Как могут люди помочь Rubikus?

— Rubikus всегда рад видеть любых координаторов, которые будут помогать вывозить беженцев так же, как делают остальные. У нас есть система наставничества: человека вводят в курс дела, рассказывают ему, что и как. По большому счету для этого, кроме доброго сердца и телефона, ничего не нужно. Это можно делать находясь в любой части мира. У нас есть большой кусок команды из Америки, Британии, Германии, а теперь и Норвегии. Помимо того, что мы вывозим беженцев, мы ведем очень много информационной работы, есть пиар-компания, поэтому, пожалуйста, к нам может присоединиться любой, в том числе из России. Но тем, кто из России, надо помнить, что сотрудничество с иностранным НКО — это два года тюрьмы. А мы являемся иностранным НКО, не зарегистрированным в России, действующим в том числе на территории России. Формально мы помогаем тем, кто находится в оккупации, в России мы не помогаем, а уже от границ России и до места назначения помогаем дальше. Но есть проблема: то, что мы считаем оккупированными украинскими территориями, Россия считает своими новоприобретенными территориями. Здесь у нас выходит противоречие с государством, потому что мы считаем, что не действуем на территории России, а российское государство так не считает.

Зачем Путину эта война?

— А зачем была нужна война Гитлеру? Я считаю, что ему нужно какое-то превосходство, а ещё, что мозгами здоровых людей очень сложно понять больного человека. Это психически больной человек, который имел все, входил в Большую восьмерку, с которым считались на международной арене. С точки зрения здорового человека, я не понимаю, зачем ему Крым и война. А с точки зрения больного человека там можно найти массу причин: власть, имперский синдром, тоска по большой империи — все что угодно, можно много всего придумать.

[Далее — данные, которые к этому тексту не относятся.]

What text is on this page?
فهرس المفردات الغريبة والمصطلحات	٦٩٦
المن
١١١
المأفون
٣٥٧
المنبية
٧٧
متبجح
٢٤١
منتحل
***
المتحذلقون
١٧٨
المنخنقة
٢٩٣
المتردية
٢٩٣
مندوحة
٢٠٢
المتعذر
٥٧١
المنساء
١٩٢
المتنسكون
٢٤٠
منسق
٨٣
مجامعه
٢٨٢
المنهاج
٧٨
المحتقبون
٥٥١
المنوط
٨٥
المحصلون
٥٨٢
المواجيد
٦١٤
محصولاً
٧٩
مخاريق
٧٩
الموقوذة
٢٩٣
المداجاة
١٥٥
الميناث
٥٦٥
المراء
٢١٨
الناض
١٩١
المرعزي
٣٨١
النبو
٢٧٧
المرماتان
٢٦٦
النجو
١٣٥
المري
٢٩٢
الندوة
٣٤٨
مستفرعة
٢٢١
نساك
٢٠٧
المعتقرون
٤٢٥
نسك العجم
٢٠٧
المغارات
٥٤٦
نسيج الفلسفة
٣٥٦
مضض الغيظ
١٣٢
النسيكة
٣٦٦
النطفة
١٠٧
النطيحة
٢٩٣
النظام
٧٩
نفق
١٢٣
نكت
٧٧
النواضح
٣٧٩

Что может остановить эту войну?

— Не знаю. Полная блокада России, чтобы не на что было вести войну. То, что России простили Крым, не обложили безумными санкциями, для нас было отчасти шоком. Мне казалось, что после Крыма Россия должна стать изгоем, все финансовые пути должны быть перекрыты. Страна, напавшая и отжавшая кусок, должна оказаться в полной, стопроцентной изоляции. Но этого не случилось. Были какие-то детские санкции, да и сейчас происходит то же самое — с одной стороны все говорят о ужасной войне, а с другой стороны продолжают покупать нефть и алмазы. Фактически мировое сообщество продолжает финансировать эту войну. Пока мировое сообщество финансирует эту войну, у Путина будет возможность её вести. Что войну остановит? Либо счастливый случай — внезапная смерть — либо подковерные игры, во что я не очень верю, либо полное истощение и блокада.

Как быть с теми, кто затеял эту войну, и с теми, кто ее поддерживает?

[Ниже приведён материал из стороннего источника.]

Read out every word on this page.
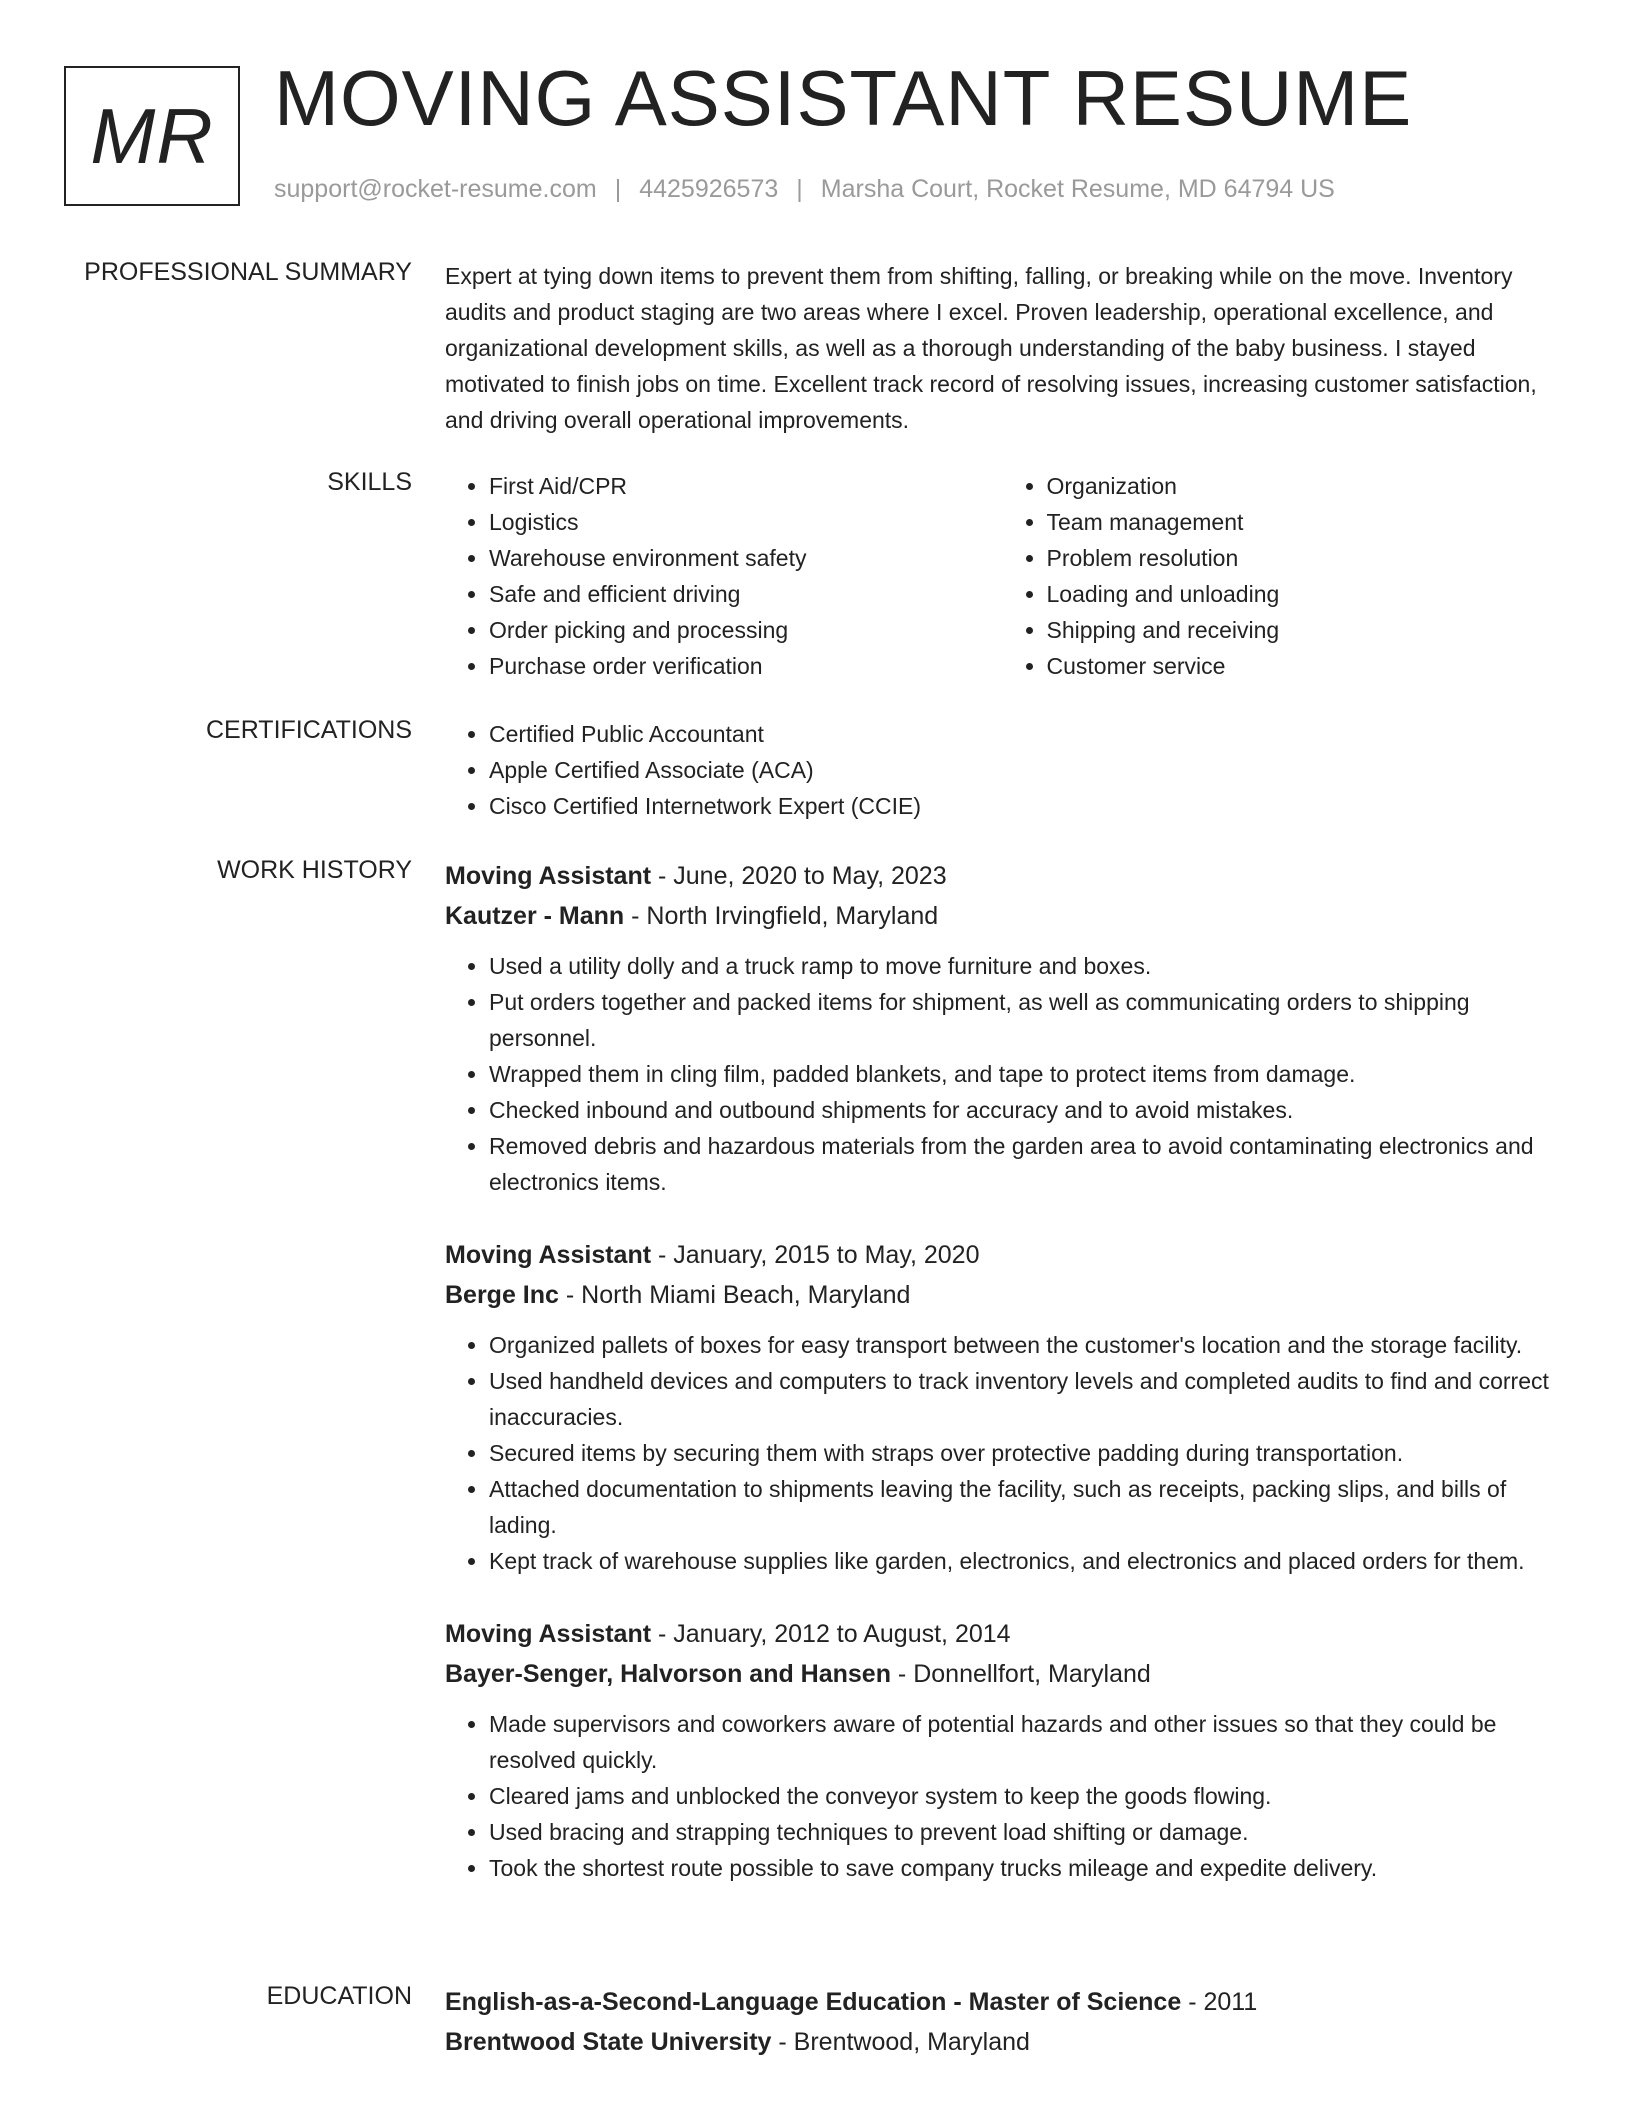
MR MOVING ASSISTANT RESUME
support@rocket-resume.com | 4425926573 | Marsha Court, Rocket Resume, MD 64794 US
PROFESSIONAL SUMMARY Expert at tying down items to prevent them from shifting, falling, or breaking while on the move. Inventory audits and product staging are two areas where I excel. Proven leadership, operational excellence, and organizational development skills, as well as a thorough understanding of the baby business. I stayed motivated to finish jobs on time. Excellent track record of resolving issues, increasing customer satisfaction, and driving overall operational improvements.

SKILLS	• First Aid/CPR
• Logistics
• Warehouse environment safety
• Safe and efficient driving
• Order picking and processing
• Purchase order verification
• Organization
• Team management
• Problem resolution
• Loading and unloading
• Shipping and receiving
• Customer service
CERTIFICATIONS	• Certified Public Accountant
• Apple Certified Associate (ACA)
• Cisco Certified Internetwork Expert (CCIE)
WORK HISTORY Moving Assistant - June, 2020 to May, 2023
Kautzer - Mann - North Irvingfield, Maryland
• Used a utility dolly and a truck ramp to move furniture and boxes.
• Put orders together and packed items for shipment, as well as communicating orders to shipping personnel.
• Wrapped them in cling film, padded blankets, and tape to protect items from damage.
• Checked inbound and outbound shipments for accuracy and to avoid mistakes.
• Removed debris and hazardous materials from the garden area to avoid contaminating electronics and electronics items.
Moving Assistant - January, 2015 to May, 2020
Berge Inc - North Miami Beach, Maryland
• Organized pallets of boxes for easy transport between the customer's location and the storage facility.
• Used handheld devices and computers to track inventory levels and completed audits to find and correct inaccuracies.
• Secured items by securing them with straps over protective padding during transportation.
• Attached documentation to shipments leaving the facility, such as receipts, packing slips, and bills of lading.
• Kept track of warehouse supplies like garden, electronics, and electronics and placed orders for them.
Moving Assistant - January, 2012 to August, 2014
Bayer-Senger, Halvorson and Hansen - Donnellfort, Maryland
• Made supervisors and coworkers aware of potential hazards and other issues so that they could be resolved quickly.
• Cleared jams and unblocked the conveyor system to keep the goods flowing.
• Used bracing and strapping techniques to prevent load shifting or damage.
• Took the shortest route possible to save company trucks mileage and expedite delivery.
EDUCATION English-as-a-Second-Language Education - Master of Science - 2011
Brentwood State University - Brentwood, Maryland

— Наверное, нам придется обращаться к опыту Германии. Пробуждение будет очень тяжелым — таким же тяжелым, как было в Германии. С одной стороны, наказание для тех, кто непосредственно участвовал, нажимал на кнопки и прочее, с другой стороны, такое же воспитание, как и у немцев, которых продолжают воспитывать и сейчас. В послевоенной Германии все это случилось далеко не сразу и заняло десятки лет. Я думаю, что и в России это займет десятки лет. Пробуждение, перевоспитание и осознание того, что случилось, будет очень болезненным, потому что люди поражены вирусом пропаганды — они действительно верят в то, что делают.

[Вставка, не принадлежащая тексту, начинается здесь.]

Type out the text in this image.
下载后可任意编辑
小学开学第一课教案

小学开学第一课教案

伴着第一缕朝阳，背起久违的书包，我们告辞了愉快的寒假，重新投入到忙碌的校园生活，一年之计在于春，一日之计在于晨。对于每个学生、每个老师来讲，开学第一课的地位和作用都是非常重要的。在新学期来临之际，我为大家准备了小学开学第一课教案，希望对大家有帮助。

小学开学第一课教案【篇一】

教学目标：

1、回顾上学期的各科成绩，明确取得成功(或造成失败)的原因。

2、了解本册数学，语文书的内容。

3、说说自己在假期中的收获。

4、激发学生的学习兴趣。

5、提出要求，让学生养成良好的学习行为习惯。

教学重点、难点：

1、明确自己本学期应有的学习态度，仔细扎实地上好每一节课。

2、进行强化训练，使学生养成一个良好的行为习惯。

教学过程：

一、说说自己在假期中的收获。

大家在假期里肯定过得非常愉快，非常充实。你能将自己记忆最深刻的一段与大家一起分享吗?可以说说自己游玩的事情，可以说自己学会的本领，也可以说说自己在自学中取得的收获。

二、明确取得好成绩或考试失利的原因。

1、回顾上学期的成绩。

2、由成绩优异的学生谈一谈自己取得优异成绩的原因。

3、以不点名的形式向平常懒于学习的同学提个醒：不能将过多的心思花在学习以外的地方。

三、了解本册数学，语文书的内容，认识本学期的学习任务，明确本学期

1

Пытались переубедить сторонников войны?

— С одной стороны, мне некого переубеждать. Я знаю, на какой стороне все мои друзья, живущие здесь и в России. Я знаю, что мы с ними на светлой стороне. С другой стороны, у меня есть родители на темной стороне — они старенькие, живут в Москве — и я понимаю, что любые попытки в чем-либо их убедить, приведут к полному разрыву отношений с ними, а я не готова на это. Я у них единственный ребенок, и это ниточка, которая очень важна для меня. Пропаганда очень сильно разъедает людей, попавших под нее. Когда люди выходят из-под ее влияния, они могут начать читать и смотреть другие источники, общаться с другими людьми. Тогда, может, что-то поменяться.

Вы верите в демократическое будущее России?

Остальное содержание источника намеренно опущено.